COME: INDECENTLY ENTERTAINING

Come.

Journey into a world of happy hookings and bad bookings via Rita Therese’s memoir, COME.

Rita Therese is a 25 year old sex worker, photographer, philosopher and writer who entered the sex industry at age 18 and has worked as a stripper, porn performer and escort.

Nimble, flexible and informed, COME revels in revealing some tricks are treats, others not so sweet, as Rita shares the vulnerabilities, techniques of the trade, encounters with good and not so good clients, and anxieties suffered in the profession of her choice.

In a chapter titled Whore Beauty she is explicit about bum pimples, haemorrhoids, thrush and coping with man cum during fellatio. There is a disarming honesty that threads through this volume of vice that provides a counter intuitive virtue.

She speaks passionately about the rights and agency of sex workers, shame, body image and sexuality and the delights in being a someone society deems a ‘deviant’.

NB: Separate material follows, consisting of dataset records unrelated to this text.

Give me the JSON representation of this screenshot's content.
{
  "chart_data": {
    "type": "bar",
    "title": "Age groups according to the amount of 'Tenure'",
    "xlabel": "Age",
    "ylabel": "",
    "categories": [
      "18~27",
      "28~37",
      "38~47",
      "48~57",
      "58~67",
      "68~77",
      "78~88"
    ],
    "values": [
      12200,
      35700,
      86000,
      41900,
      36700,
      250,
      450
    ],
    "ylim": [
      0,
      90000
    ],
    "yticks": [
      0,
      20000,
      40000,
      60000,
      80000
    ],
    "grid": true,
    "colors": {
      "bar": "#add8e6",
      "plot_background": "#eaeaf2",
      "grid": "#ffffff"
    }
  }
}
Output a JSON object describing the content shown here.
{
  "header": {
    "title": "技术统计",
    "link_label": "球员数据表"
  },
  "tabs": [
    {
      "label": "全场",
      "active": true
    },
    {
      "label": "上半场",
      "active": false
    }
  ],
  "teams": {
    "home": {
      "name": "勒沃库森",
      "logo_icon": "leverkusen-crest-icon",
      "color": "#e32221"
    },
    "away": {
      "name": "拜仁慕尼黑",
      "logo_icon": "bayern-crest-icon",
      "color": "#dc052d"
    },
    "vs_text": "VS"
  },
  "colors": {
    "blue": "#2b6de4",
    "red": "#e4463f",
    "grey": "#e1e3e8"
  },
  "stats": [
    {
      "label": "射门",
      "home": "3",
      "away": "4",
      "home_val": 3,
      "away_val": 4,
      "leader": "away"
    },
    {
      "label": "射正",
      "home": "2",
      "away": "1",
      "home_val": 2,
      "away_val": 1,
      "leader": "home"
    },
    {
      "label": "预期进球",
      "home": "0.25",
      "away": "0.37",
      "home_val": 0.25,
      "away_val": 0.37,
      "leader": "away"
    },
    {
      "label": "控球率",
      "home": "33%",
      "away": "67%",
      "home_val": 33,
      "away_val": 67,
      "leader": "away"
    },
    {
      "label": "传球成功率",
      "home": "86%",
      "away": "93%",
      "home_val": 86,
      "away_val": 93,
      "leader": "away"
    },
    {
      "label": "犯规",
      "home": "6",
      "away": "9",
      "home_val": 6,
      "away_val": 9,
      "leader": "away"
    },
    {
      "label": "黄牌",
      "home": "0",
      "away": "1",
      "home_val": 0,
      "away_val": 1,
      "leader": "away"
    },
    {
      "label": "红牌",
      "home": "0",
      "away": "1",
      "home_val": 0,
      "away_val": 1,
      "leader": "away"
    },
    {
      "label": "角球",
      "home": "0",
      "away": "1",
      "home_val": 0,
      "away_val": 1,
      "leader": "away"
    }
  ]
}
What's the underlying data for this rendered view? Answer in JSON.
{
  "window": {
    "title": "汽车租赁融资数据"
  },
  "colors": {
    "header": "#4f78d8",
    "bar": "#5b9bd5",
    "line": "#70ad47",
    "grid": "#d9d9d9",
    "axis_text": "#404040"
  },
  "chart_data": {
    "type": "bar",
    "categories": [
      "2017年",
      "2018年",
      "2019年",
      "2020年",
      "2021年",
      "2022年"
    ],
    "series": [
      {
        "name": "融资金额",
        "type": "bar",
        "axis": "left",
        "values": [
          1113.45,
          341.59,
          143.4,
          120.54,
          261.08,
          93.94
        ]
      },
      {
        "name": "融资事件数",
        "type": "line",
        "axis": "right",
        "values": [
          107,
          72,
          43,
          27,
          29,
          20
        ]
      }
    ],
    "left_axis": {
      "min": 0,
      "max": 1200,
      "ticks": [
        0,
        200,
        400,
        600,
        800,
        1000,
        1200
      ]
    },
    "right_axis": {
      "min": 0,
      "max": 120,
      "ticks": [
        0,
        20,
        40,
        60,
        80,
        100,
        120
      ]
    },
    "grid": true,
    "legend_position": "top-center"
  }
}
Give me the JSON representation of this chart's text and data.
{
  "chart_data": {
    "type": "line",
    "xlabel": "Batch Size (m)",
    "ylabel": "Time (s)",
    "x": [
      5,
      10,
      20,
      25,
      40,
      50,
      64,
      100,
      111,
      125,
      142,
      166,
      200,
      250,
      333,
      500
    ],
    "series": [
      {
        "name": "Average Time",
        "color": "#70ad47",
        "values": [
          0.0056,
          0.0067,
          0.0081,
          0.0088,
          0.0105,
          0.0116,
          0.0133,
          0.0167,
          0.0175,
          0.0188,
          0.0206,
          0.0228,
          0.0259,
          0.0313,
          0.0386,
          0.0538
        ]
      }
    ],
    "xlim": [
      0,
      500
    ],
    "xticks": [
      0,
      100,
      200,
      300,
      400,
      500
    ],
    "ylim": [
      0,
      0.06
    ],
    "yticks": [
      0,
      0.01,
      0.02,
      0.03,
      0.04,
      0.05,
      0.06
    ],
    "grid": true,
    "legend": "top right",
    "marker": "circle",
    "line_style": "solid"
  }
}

Delighting in the designation, deviant, has a down side, however, as friends and lovers suffer from delusions of adequacy. Their lack of understanding is a damaging disappointment.

Rita confides that silence about her life, both professional and personal, was an open, festering wound, that could only be healed by using her voice.

With sex work, the obvious health risk is STD but COME sheds light on practitioners suffering PTSD. Rita grapples guilt at the PTSD diagnosis as popular opinion designates the disorder to participants of war. Hers is attributed to the suicides of her siblings, brothers, James and Peter.

There remains a stigma, a social distancing, ironically, about sex work, and COME seeks to deconstruct it with a brisk informality of style that is both self deprecating and totally self aware.

A celebration of the smutty, slutty, and salacious, COME is also a powerful story of loss, love and reclamation. Indecently entertaining.